The play, which sees the audience vote for four out of a possible eight monologues about British life in 2008, also picked up NSDF Edinburgh Emerging Artists Award as well as the prestigious Carol Tambor Best of Edinburgh Award this August. As a result, Hickson and the cast now take the play to The Pleasance, Islington in London for three nights, followed by an expenses-paid week-long run in New York’s Performance Space 122 theatre after Christmas.
Speaking to The Journal, Hickson said: “The success of the play has been overwhelming. Obviously myself and the cast are elated to have done so well and to be charging ahead with the opportunities that these prizes have provided, however, we are keen to realize this is just the first, if enormously exciting, step into a world where success is not always so easy to come by.”

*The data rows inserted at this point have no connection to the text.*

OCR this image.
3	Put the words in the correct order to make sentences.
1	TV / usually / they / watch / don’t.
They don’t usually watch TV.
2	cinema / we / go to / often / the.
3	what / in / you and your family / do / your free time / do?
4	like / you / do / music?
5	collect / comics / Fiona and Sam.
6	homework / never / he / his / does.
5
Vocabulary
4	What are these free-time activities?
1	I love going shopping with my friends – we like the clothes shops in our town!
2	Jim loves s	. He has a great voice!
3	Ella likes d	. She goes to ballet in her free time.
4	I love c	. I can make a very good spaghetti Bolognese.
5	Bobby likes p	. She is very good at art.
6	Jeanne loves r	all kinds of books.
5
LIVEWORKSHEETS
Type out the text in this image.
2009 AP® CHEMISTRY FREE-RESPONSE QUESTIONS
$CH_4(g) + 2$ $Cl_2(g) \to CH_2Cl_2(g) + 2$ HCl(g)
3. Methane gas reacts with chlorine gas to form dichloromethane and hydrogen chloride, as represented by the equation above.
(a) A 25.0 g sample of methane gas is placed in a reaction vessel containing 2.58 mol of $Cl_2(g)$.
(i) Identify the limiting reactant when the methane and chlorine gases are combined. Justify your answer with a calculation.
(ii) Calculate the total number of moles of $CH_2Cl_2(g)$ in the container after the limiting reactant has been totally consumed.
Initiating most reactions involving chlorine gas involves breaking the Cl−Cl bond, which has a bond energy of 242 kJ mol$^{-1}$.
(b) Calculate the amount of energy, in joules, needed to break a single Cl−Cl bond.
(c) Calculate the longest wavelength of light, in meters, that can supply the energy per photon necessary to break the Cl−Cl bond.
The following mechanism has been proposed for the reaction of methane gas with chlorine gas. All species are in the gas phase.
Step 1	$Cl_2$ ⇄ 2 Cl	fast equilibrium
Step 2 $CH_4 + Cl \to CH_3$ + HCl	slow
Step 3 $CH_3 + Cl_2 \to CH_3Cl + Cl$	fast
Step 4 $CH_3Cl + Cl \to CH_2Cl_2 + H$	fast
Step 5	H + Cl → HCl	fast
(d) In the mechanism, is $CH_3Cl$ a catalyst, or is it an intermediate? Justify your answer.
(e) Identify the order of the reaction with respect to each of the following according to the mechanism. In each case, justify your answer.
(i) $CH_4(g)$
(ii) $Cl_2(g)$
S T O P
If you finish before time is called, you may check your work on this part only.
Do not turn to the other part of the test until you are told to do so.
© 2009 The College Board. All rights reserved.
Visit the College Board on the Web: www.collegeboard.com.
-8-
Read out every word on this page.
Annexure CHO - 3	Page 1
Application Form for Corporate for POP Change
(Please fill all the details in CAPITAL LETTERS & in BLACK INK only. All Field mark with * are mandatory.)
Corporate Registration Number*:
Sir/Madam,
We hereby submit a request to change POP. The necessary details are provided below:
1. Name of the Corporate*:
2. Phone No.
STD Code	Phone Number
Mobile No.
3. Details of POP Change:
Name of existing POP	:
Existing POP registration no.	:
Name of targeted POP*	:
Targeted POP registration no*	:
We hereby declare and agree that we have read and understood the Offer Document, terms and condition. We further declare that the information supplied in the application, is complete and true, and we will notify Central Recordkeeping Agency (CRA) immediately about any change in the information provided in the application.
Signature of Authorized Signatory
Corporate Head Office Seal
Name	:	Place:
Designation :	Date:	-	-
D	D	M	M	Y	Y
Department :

It was while studying at the University of Edinburgh for a degree in English Literature and Art History, that Hickson—who both wrote and directed the play—became involved with the Edinburgh University Theatre Society at the Bedlam theatre. Accepting the Fringe First Award Hickson praised the theatre: “we’re straight out of uni, some of us are still in uni, and we don’t really have the money to come to the Fringe,” she said. “But Bedlam facilitates that and that’s invaluable for people who want to do something in an industry that’s quite tough.”
Eight’s cast—also drawn from the society—have, according to Hickson, “worked exceptionally hard” to produce a piece of award-winning theatre. “The cast really did give it everything and for that I will be eternally grateful,” she acknowledged.
Eight presents short snappy monologues which arose from surveys with young people about the experiences of their generation in Britain. Miles, for instance—who appears in The Journal’s exclusive extract—is a survivor of the 7/7 bombings; Milly is an upmarket prostitute with surprisingly traditional values. But despite the apparent gloom, festival critics praised the works rejection of the stereotype of an apathetic, layabout British youth.
Asked about her desire to show optimism amid the gravest of situations, Hickson was unequivocal: “I am part of a generation that has to struggle incredibly hard against the engulfing tides of brainless media in order to be heard saying anything worth hearing,” she lamented. “It creates a frustration in you to defend what you believe your generation is actually capable of.”
Speaking of the winner, Carol Tambor, founder of the Best of Edinburgh Award, said: “Ella is fearless in describing characters you’ve never come across before. Surely you’ve never heard inner voices speak so eloquently. I can only compare her play to another of my favorites, Talking Heads by Alan Bennett, except her characters are just beginning their lives, and we know the road ahead will be a rocky one.”
And so it is for Hickson who, aged 23, who now begins her journey in the competitive world of theatre. But she is realistic about the prospect: “Courting attention with the allure of youth and novelty is all well and good but I am very aware that over the next few years this initial success will have to substantiated with proof of enduring skill.”
Eight will reappear in Edinburgh on Friday 19 and Sun 21 September at the Bedlam Theatre.